At an Aug. 8, 1957, National Security Council meeting, Secretary of State John Foster Dulles said, according to meeting notes, that ending the Korea arms prohibitions “had been pretty well received throughout the Free World.” Secretary of Defense Charles Erwin Wilson said the plan to put nuclear weapons in South Korea, if adopted, “would be able to bring home approximately 8,000 American military personnel and we could cut out four active South Korean divisions, which would save us approximately $125 million a year.”

It took months to negotiate reduction of four South Korean divisions with Syngman Rhee, the South Korean president. But on Dec. 24, 1957, Army Secretary Wilber Brucker was authorized to introduce into Korea the Honest John and 280-millimeter gun “as soon as is feasible under Army deployment schedules.”


Three days later, the American Embassy in South Korea proposed announcing the arrival of the atomic-capable weapons, saying the news was “bound to become public knowledge.” The United Nations Command agreed, and at a news conference in Seoul on Jan. 28, 1958, the arrival of the atomic-capable weapons was announced. A United States Army spokesman refused to say how many cannons arrived and whether they were accompanied by atomic warheads. It was a two-paragraph story on page 3 of The New York Times.

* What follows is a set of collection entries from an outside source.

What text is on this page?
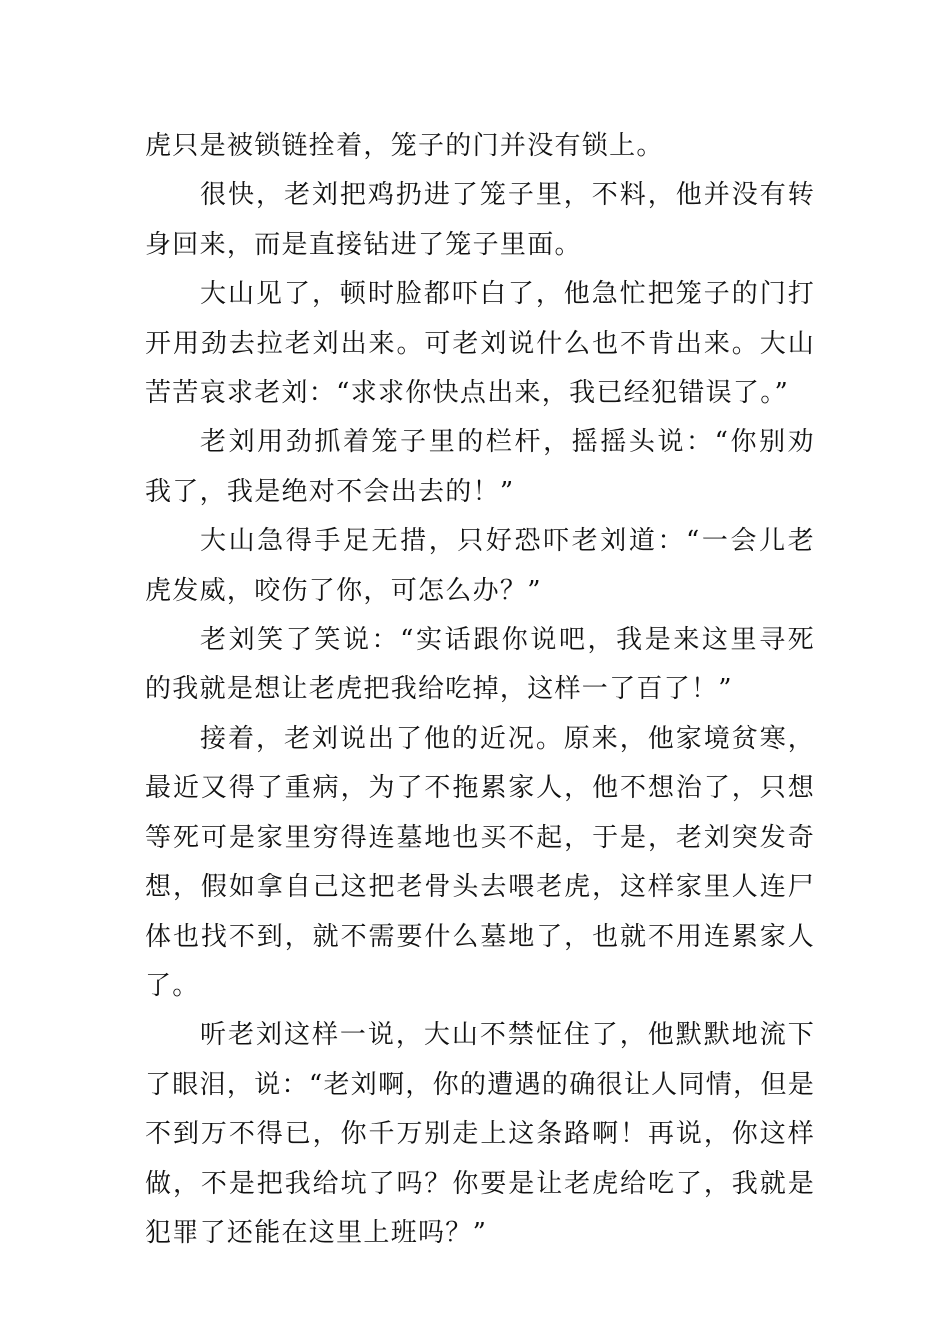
虎只是被锁链拴着，笼子的门并没有锁上。

很快，老刘把鸡扔进了笼子里，不料，他并没有转身回来，而是直接钻进了笼子里面。

大山见了，顿时脸都吓白了，他急忙把笼子的门打开用劲去拉老刘出来。可老刘说什么也不肯出来。大山苦苦哀求老刘：“求求你快点出来，我已经犯错误了。”

老刘用劲抓着笼子里的栏杆，摇摇头说：“你别劝我了，我是绝对不会出去的！”

大山急得手足无措，只好恐吓老刘道：“一会儿老虎发威，咬伤了你，可怎么办？”

老刘笑了笑说：“实话跟你说吧，我是来这里寻死的我就是想让老虎把我给吃掉，这样一了百了！”

接着，老刘说出了他的近况。原来，他家境贫寒，最近又得了重病，为了不拖累家人，他不想治了，只想等死可是家里穷得连墓地也买不起，于是，老刘突发奇想，假如拿自己这把老骨头去喂老虎，这样家里人连尸体也找不到，就不需要什么墓地了，也就不用连累家人了。

听老刘这样一说，大山不禁怔住了，他默默地流下了眼泪，说：“老刘啊，你的遭遇的确很让人同情，但是不到万不得已，你千万别走上这条路啊！再说，你这样做，不是把我给坑了吗？你要是让老虎给吃了，我就是犯罪了还能在这里上班吗？”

Since then, Americans have forgotten this history and American politicians have only blamed North Korea for undermining arms agreements. Pyongyang has indeed been unreliable; but its leaders recall what happened in the 1950s, having spent 33 years facing American nuclear weapons just across the border in South Korea.

The United States does not come to any future talks with totally clean hands. Both sides have reasons to adopt Ronald Reagan’s advice: “Trust, but verify.”

Walter Pincus, a former national security reporter for The Washington Post, is a columnist for The Cipher Brief who is writing a book on nuclear weapons.